There are hundred's of billionaires, wealthy from selling their companies. How many of them thought about building a company like SpaceX, literally putting their whole fortune on one thing, which at the time, had no clear chance of success.

There are many, not potential, but actual Elons out there. Only one has the right circumstances buoy him to the place where his visions come to fruition. And those circumstances include every factor in the spectrum, from personal traits, ideas, capabilities, etc to social, economic and cultural factors.

Almost all of technological change, one that spearheads mankind's next push into the great, is driven by people with will the size of mountains. It is their will that shakes the foundations, bull dozes the old, constructs the bigger, faster, higher new.
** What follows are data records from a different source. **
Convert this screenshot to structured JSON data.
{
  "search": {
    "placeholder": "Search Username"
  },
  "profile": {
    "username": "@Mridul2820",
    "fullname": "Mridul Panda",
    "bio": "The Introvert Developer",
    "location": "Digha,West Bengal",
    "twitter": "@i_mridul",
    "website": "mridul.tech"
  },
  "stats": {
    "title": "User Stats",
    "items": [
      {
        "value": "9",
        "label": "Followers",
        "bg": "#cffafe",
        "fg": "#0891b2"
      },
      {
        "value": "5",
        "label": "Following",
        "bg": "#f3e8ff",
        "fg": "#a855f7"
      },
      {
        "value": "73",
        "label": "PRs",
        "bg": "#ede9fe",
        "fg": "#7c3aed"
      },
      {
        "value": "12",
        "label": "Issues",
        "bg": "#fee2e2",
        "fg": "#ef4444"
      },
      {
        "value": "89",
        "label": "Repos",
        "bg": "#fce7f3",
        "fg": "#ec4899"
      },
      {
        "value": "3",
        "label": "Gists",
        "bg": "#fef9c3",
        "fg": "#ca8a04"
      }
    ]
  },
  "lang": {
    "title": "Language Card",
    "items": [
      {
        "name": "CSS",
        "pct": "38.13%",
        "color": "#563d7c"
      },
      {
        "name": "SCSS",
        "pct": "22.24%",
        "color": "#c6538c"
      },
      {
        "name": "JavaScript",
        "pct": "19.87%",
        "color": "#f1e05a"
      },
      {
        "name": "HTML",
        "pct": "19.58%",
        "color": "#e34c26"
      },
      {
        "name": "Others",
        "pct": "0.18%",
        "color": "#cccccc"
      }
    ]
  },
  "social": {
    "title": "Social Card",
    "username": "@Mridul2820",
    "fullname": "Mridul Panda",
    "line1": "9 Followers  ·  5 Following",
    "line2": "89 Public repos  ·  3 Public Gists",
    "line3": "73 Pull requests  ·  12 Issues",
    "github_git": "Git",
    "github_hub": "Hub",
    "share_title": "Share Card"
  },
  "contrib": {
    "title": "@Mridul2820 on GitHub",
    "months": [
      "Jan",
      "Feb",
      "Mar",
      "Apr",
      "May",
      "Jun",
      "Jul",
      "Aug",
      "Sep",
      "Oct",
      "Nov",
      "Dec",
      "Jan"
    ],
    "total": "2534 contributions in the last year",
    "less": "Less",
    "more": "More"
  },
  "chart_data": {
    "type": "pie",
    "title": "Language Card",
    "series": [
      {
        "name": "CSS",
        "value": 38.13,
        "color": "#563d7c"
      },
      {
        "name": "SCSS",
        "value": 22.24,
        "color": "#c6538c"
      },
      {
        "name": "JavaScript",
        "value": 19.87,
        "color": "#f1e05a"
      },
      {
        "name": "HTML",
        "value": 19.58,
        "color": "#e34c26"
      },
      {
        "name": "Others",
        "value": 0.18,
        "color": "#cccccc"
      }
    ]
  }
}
And Intel probably lost such a person.



This is true, but I fear that such people get idolized and the JB Straubel and Wozniaks of the world get sidelined.


>And Intel probably lost such a person.

Intel had such a person. Patrick Gelsinger, mentored by Andy Grove. But Intel's Broad ( Andy Bryant ) decided he was never going to be CEO and so ultimately left Intel. BK became CEO, and the rest is history.


> companies do depend on that one person who is the shining star.

> There are hundred's of billionaires

So why couldn't a non-brilliant billionaire team up with a brilliant non-billionaire to make cool shit happen? Or a capital-raising syndicate? Isn't that how capitalism is supposed to work?


That is what SoftBank's Vision Fund was trying to be.

Unfortunately it's the baby in 1 month with 9 mothers problem.

Just like SpaceX is killing it vs Blue Origin where one was on a relative shoe string and the other basically as much cash as it could reasonably spend, throwing money at a problem usually isn't the solution to the problem. Magic Leap also comes to mind in this category.


That too happens. But, when the money is from a third party, the risk apetite plummets, usually.


That's only true if the allocation decisions are being made by a third party like a VC because the third party usually has fiduciary duties (otherwise you have problems with conflicts of interest). But if the billionaire is investing his/her own money I see no reason their risk posture should be any different whether they're investing in their own venture or someone else's.


Exactly.

That is what the original commenter meant. If there are Elons out there with no money, they could band together to go to a VC, but then the risk taking process is skewed, because the brains and brawn are distributed.